Ignacy Domeyko or Domejko, pseudonym: Zegota was a Polish geologist, mineralogist, educator, and founder of the University of Santiago, in Chile.
10 Facts About Ignacy Domeyko
Ignacy Domeyko lived some 50 years in Chile and made major contributions to the study of that country's geography, geology and mineralogy.
Ignacy Domeyko is seen as having had close ties to several countries and thus in 2002, when UNESCO organized a series of commemorations of the 200th anniversary of his birth, he was referred to as "a citizen of the world".
The Ignacy Domeyko family held the Polish Dangiel coat of arms.
Ignacy's father, Hipolit Domeyko, who was president of the local land court, died when Ignacy was seven years old; the boy's uncles then served as his guardians.
Ignacy Domeyko enrolled at Vilnius University, then known as the Imperial University of Vilna, in 1816 as a student of mathematics and physics.
Ignacy Domeyko studied at the Sorbonne and maintained his political engagements with Belarusians, Poles, and Lithuanians.

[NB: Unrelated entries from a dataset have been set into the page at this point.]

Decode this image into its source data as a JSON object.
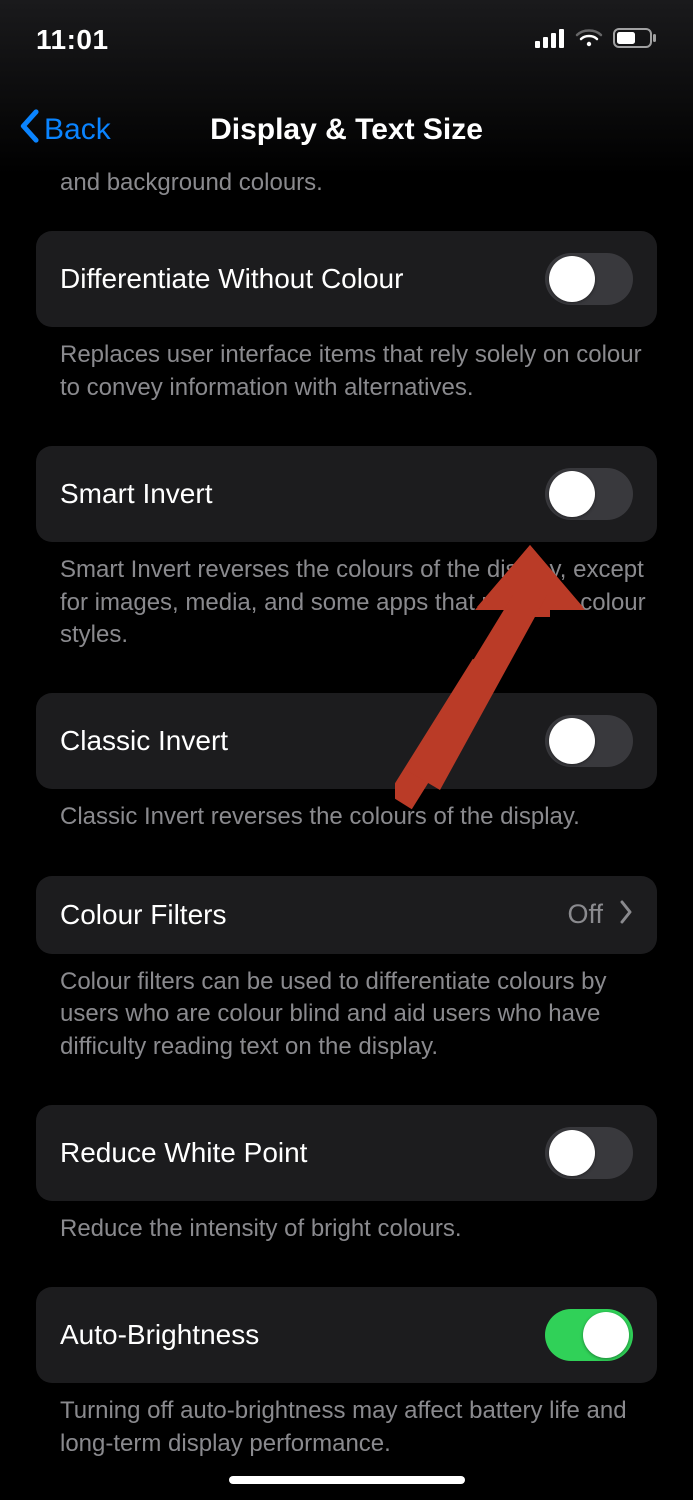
{
  "status": {
    "time": "11:01"
  },
  "nav": {
    "back": "Back",
    "title": "Display & Text Size"
  },
  "partialTop": "and background colours.",
  "rows": {
    "diffColour": {
      "label": "Differentiate Without Colour",
      "footer": "Replaces user interface items that rely solely on colour to convey information with alternatives."
    },
    "smartInvert": {
      "label": "Smart Invert",
      "footer": "Smart Invert reverses the colours of the display, except for images, media, and some apps that use dark colour styles."
    },
    "classicInvert": {
      "label": "Classic Invert",
      "footer": "Classic Invert reverses the colours of the display."
    },
    "colourFilters": {
      "label": "Colour Filters",
      "value": "Off",
      "footer": "Colour filters can be used to differentiate colours by users who are colour blind and aid users who have difficulty reading text on the display."
    },
    "reduceWhitePoint": {
      "label": "Reduce White Point",
      "footer": "Reduce the intensity of bright colours."
    },
    "autoBrightness": {
      "label": "Auto-Brightness",
      "footer": "Turning off auto-brightness may affect battery life and long-term display performance."
    }
  }
}
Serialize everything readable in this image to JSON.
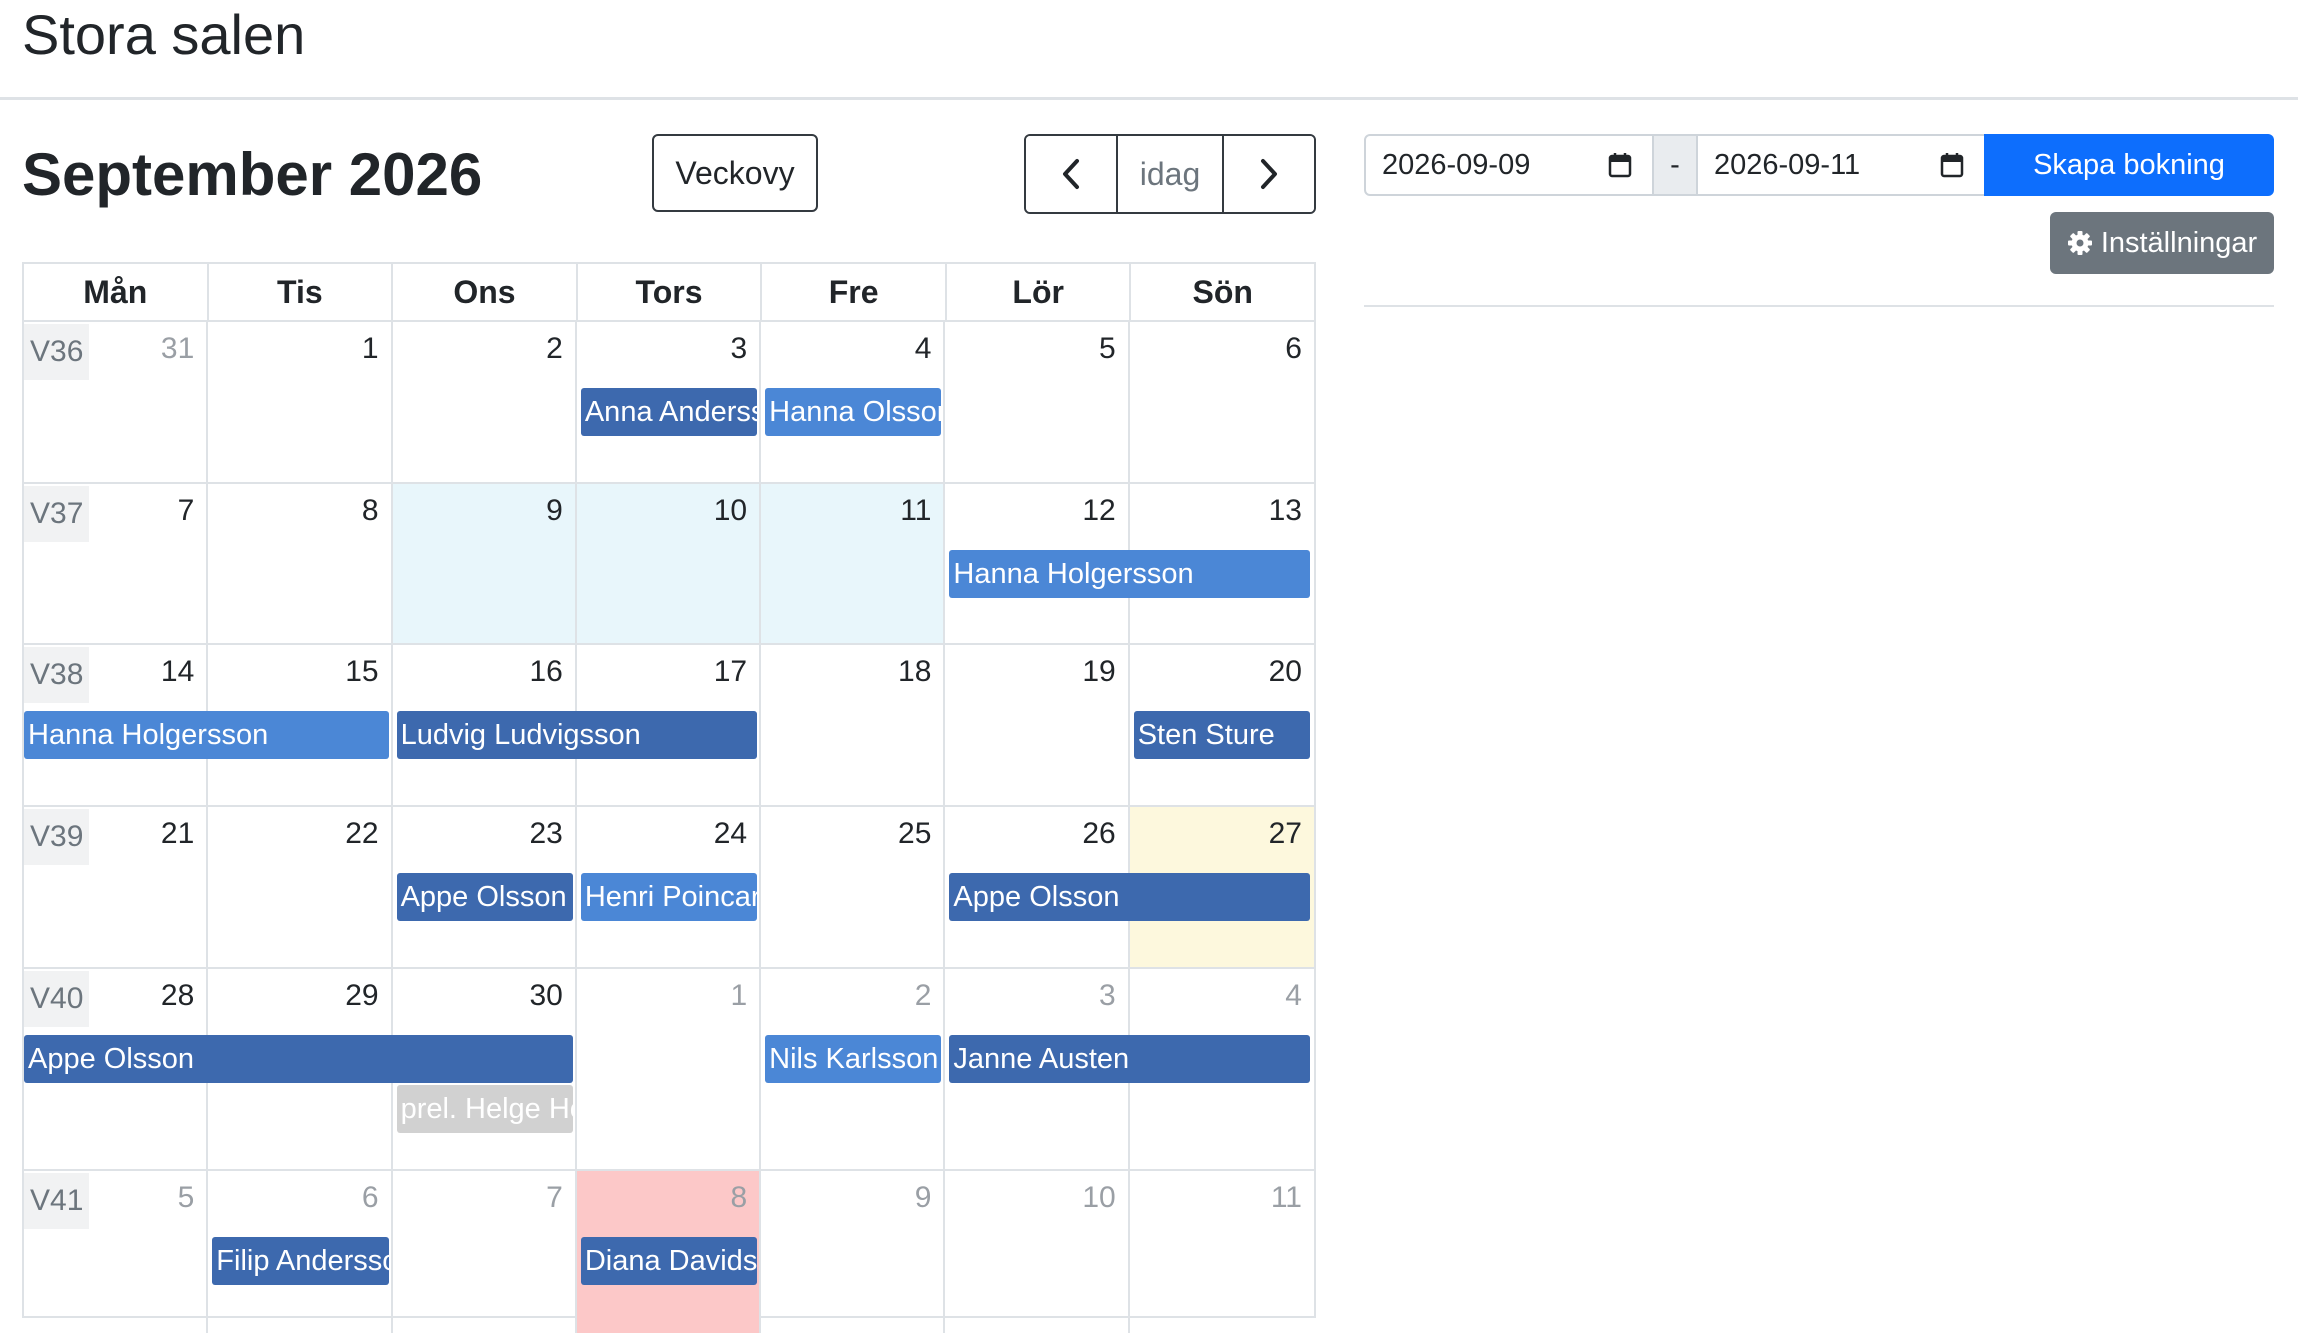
{
  "page_title": "Stora salen",
  "month_title": "September 2026",
  "toolbar": {
    "week_view_label": "Veckovy",
    "today_label": "idag",
    "prev_icon": "chevron-left-icon",
    "next_icon": "chevron-right-icon"
  },
  "booking_form": {
    "date_from": "2026-09-09",
    "separator": "-",
    "date_to": "2026-09-11",
    "create_label": "Skapa bokning",
    "settings_label": "Inställningar",
    "settings_icon": "gear-icon",
    "calendar_icon": "calendar-icon"
  },
  "weekdays": [
    "Mån",
    "Tis",
    "Ons",
    "Tors",
    "Fre",
    "Lör",
    "Sön"
  ],
  "weeks": [
    {
      "label": "V36",
      "days": [
        {
          "n": "31",
          "other": true
        },
        {
          "n": "1"
        },
        {
          "n": "2"
        },
        {
          "n": "3"
        },
        {
          "n": "4"
        },
        {
          "n": "5"
        },
        {
          "n": "6"
        }
      ],
      "events": [
        {
          "name": "Anna Anderss",
          "start": 3,
          "span": 1,
          "style": "dark"
        },
        {
          "name": "Hanna Olsson",
          "start": 4,
          "span": 1,
          "style": "light"
        }
      ]
    },
    {
      "label": "V37",
      "days": [
        {
          "n": "7"
        },
        {
          "n": "8"
        },
        {
          "n": "9",
          "bg": "sel"
        },
        {
          "n": "10",
          "bg": "sel"
        },
        {
          "n": "11",
          "bg": "sel"
        },
        {
          "n": "12"
        },
        {
          "n": "13"
        }
      ],
      "events": [
        {
          "name": "Hanna Holgersson",
          "start": 5,
          "span": 2,
          "style": "light"
        }
      ]
    },
    {
      "label": "V38",
      "days": [
        {
          "n": "14"
        },
        {
          "n": "15"
        },
        {
          "n": "16"
        },
        {
          "n": "17"
        },
        {
          "n": "18"
        },
        {
          "n": "19"
        },
        {
          "n": "20"
        }
      ],
      "events": [
        {
          "name": "Hanna Holgersson",
          "start": 0,
          "span": 2,
          "style": "light"
        },
        {
          "name": "Ludvig Ludvigsson",
          "start": 2,
          "span": 2,
          "style": "dark"
        },
        {
          "name": "Sten Sture",
          "start": 6,
          "span": 1,
          "style": "dark"
        }
      ]
    },
    {
      "label": "V39",
      "days": [
        {
          "n": "21"
        },
        {
          "n": "22"
        },
        {
          "n": "23"
        },
        {
          "n": "24"
        },
        {
          "n": "25"
        },
        {
          "n": "26"
        },
        {
          "n": "27",
          "bg": "today"
        }
      ],
      "events": [
        {
          "name": "Appe Olsson",
          "start": 2,
          "span": 1,
          "style": "dark"
        },
        {
          "name": "Henri Poincar",
          "start": 3,
          "span": 1,
          "style": "light"
        },
        {
          "name": "Appe Olsson",
          "start": 5,
          "span": 2,
          "style": "dark"
        }
      ]
    },
    {
      "label": "V40",
      "days": [
        {
          "n": "28"
        },
        {
          "n": "29"
        },
        {
          "n": "30"
        },
        {
          "n": "1",
          "other": true
        },
        {
          "n": "2",
          "other": true
        },
        {
          "n": "3",
          "other": true
        },
        {
          "n": "4",
          "other": true
        }
      ],
      "events": [
        {
          "name": "Appe Olsson",
          "start": 0,
          "span": 3,
          "style": "dark"
        },
        {
          "name": "Nils Karlsson",
          "start": 4,
          "span": 1,
          "style": "light"
        },
        {
          "name": "Janne Austen",
          "start": 5,
          "span": 2,
          "style": "dark"
        },
        {
          "name": "prel. Helge Ho",
          "start": 2,
          "span": 1,
          "style": "prel",
          "lane": 1
        }
      ]
    },
    {
      "label": "V41",
      "days": [
        {
          "n": "5",
          "other": true
        },
        {
          "n": "6",
          "other": true
        },
        {
          "n": "7",
          "other": true
        },
        {
          "n": "8",
          "other": true,
          "bg": "holiday"
        },
        {
          "n": "9",
          "other": true
        },
        {
          "n": "10",
          "other": true
        },
        {
          "n": "11",
          "other": true
        }
      ],
      "events": [
        {
          "name": "Filip Andersso",
          "start": 1,
          "span": 1,
          "style": "dark"
        },
        {
          "name": "Diana Davidss",
          "start": 3,
          "span": 1,
          "style": "dark"
        }
      ]
    }
  ]
}
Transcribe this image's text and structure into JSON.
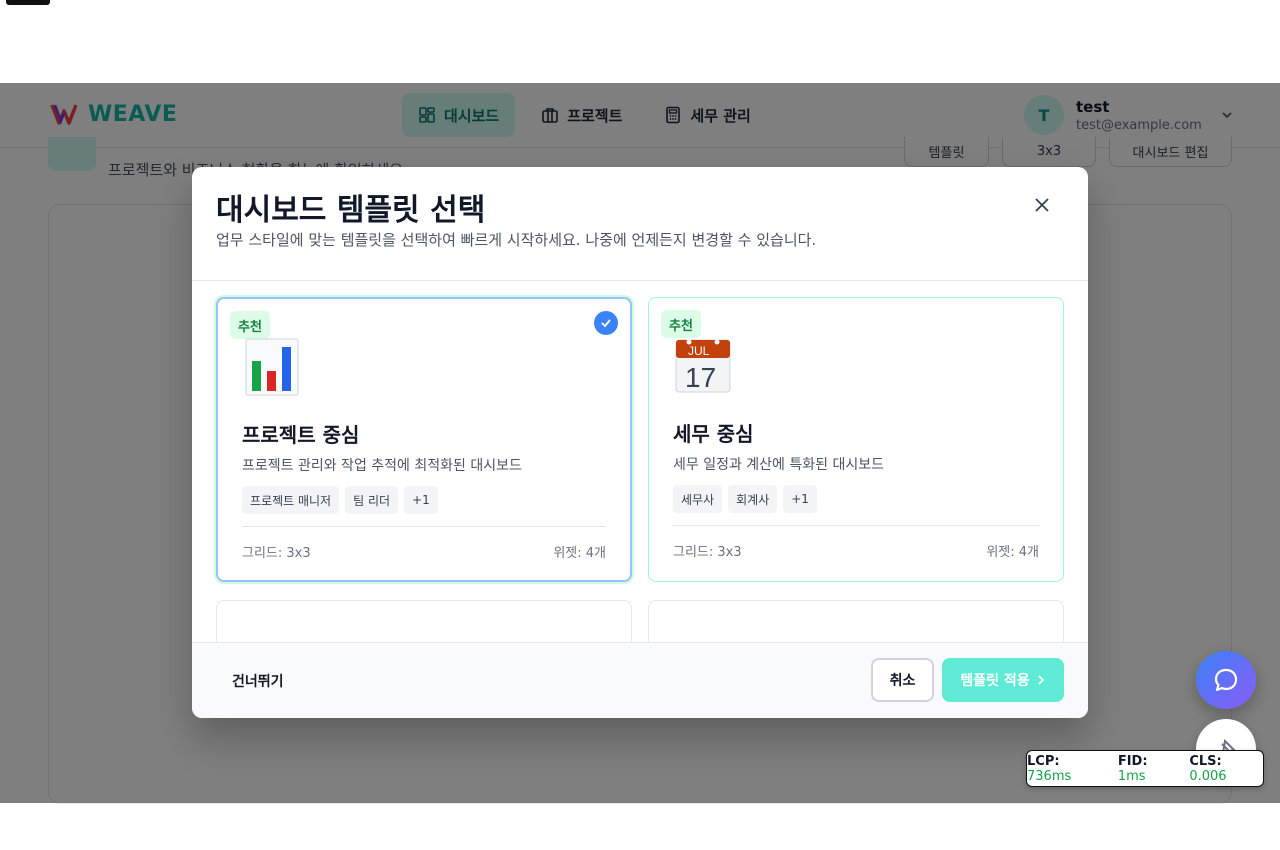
{
  "nav": {
    "logo": "WEAVE",
    "tabs": [
      {
        "label": "대시보드",
        "icon": "dashboard-icon"
      },
      {
        "label": "프로젝트",
        "icon": "briefcase-icon"
      },
      {
        "label": "세무 관리",
        "icon": "calculator-icon"
      }
    ],
    "user": {
      "initial": "T",
      "name": "test",
      "email": "test@example.com"
    }
  },
  "page": {
    "subtitle": "프로젝트와 비즈니스 현황을 한눈에 확인하세요",
    "buttons": [
      "템플릿",
      "3x3",
      "대시보드 편집"
    ]
  },
  "modal": {
    "title": "대시보드 템플릿 선택",
    "description": "업무 스타일에 맞는 템플릿을 선택하여 빠르게 시작하세요. 나중에 언제든지 변경할 수 있습니다.",
    "templates": [
      {
        "badge": "추천",
        "icon": "bar-chart-emoji",
        "name": "프로젝트 중심",
        "description": "프로젝트 관리와 작업 추적에 최적화된 대시보드",
        "tags": [
          "프로젝트 매니저",
          "팀 리더",
          "+1"
        ],
        "grid": "그리드: 3x3",
        "widgets": "위젯: 4개",
        "selected": true
      },
      {
        "badge": "추천",
        "icon": "calendar-emoji",
        "calendar_month": "JUL",
        "calendar_day": "17",
        "name": "세무 중심",
        "description": "세무 일정과 계산에 특화된 대시보드",
        "tags": [
          "세무사",
          "회계사",
          "+1"
        ],
        "grid": "그리드: 3x3",
        "widgets": "위젯: 4개",
        "selected": false
      }
    ],
    "footer": {
      "skip": "건너뛰기",
      "cancel": "취소",
      "apply": "템플릿 적용"
    }
  },
  "vitals": {
    "lcp_label": "LCP:",
    "lcp_value": "736ms",
    "fid_label": "FID:",
    "fid_value": "1ms",
    "cls_label": "CLS:",
    "cls_value": "0.006"
  },
  "colors": {
    "accent": "#14b8a6",
    "selected_check": "#3b82f6",
    "badge_bg": "#dcfce7",
    "badge_text": "#15803d"
  }
}
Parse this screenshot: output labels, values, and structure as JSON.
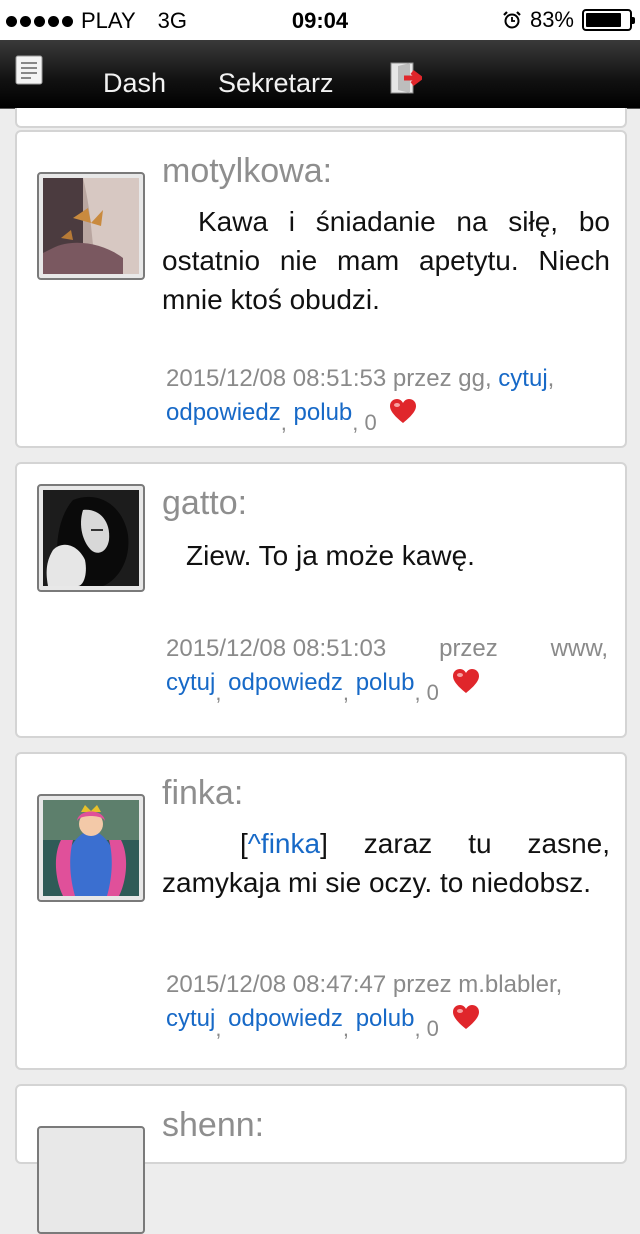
{
  "status_bar": {
    "carrier": "PLAY",
    "network": "3G",
    "time": "09:04",
    "battery": "83%",
    "battery_level": 0.83
  },
  "nav": {
    "dash": "Dash",
    "sekretarz": "Sekretarz"
  },
  "posts": [
    {
      "user": "motylkowa:",
      "message": "Kawa i śniadanie na siłę, bo ostatnio nie mam apetytu. Niech mnie ktoś obudzi.",
      "datetime": "2015/12/08  08:51:53",
      "by_label": "przez",
      "author": "gg,",
      "quote": "cytuj",
      "reply": "odpowiedz",
      "like": "polub",
      "likes": "0"
    },
    {
      "user": "gatto:",
      "message": "Ziew. To ja może kawę.",
      "datetime": "2015/12/08  08:51:03",
      "by_label": "przez",
      "author": "www,",
      "quote": "cytuj",
      "reply": "odpowiedz",
      "like": "polub",
      "likes": "0"
    },
    {
      "user": "finka:",
      "mention": "^finka",
      "message_after": "] zaraz tu zasne, zamykaja mi sie oczy. to niedobsz.",
      "datetime": "2015/12/08 08:47:47",
      "by_label": "przez",
      "author": "m.blabler,",
      "quote": "cytuj",
      "reply": "odpowiedz",
      "like": "polub",
      "likes": "0"
    },
    {
      "user": "shenn:"
    }
  ],
  "colors": {
    "link": "#1769c7",
    "username": "#8e8e8e",
    "heart": "#e0262b"
  }
}
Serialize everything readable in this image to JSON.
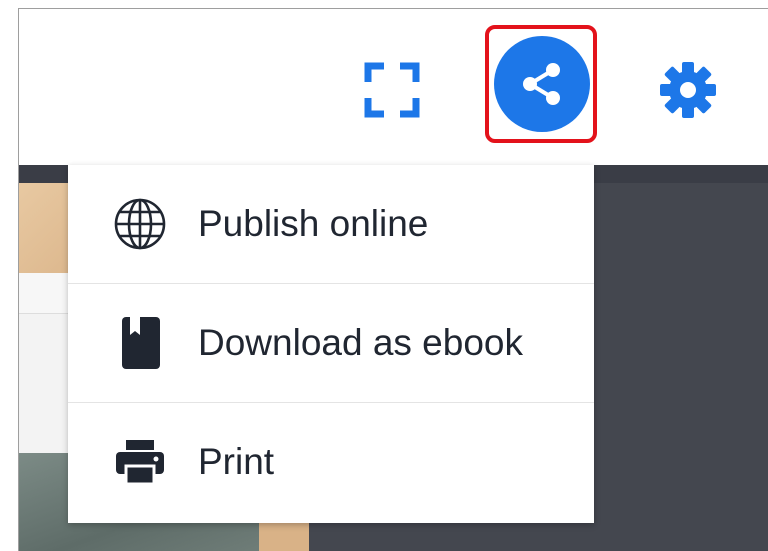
{
  "toolbar": {
    "icons": {
      "fullscreen": "fullscreen-icon",
      "share": "share-icon",
      "settings": "gear-icon"
    },
    "highlight_color": "#e3121b",
    "accent_color": "#1d77e8"
  },
  "share_menu": {
    "items": [
      {
        "label": "Publish online",
        "icon": "globe-icon"
      },
      {
        "label": "Download as ebook",
        "icon": "book-icon"
      },
      {
        "label": "Print",
        "icon": "printer-icon"
      }
    ]
  }
}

Ignacy Domeyko is credited with introducing the metric system to Latin America.
Ignacy Domeyko served as a professor at a mining college in Coquimbo and after 1847 at the University of Chile, of which he was rector for 16 years.
In 1884 Ignacy Domeyko returned for an extended visit to Europe and remained there until 1889, visiting his birthplace and other places in the former Commonwealth, as well as Paris and Jerusalem.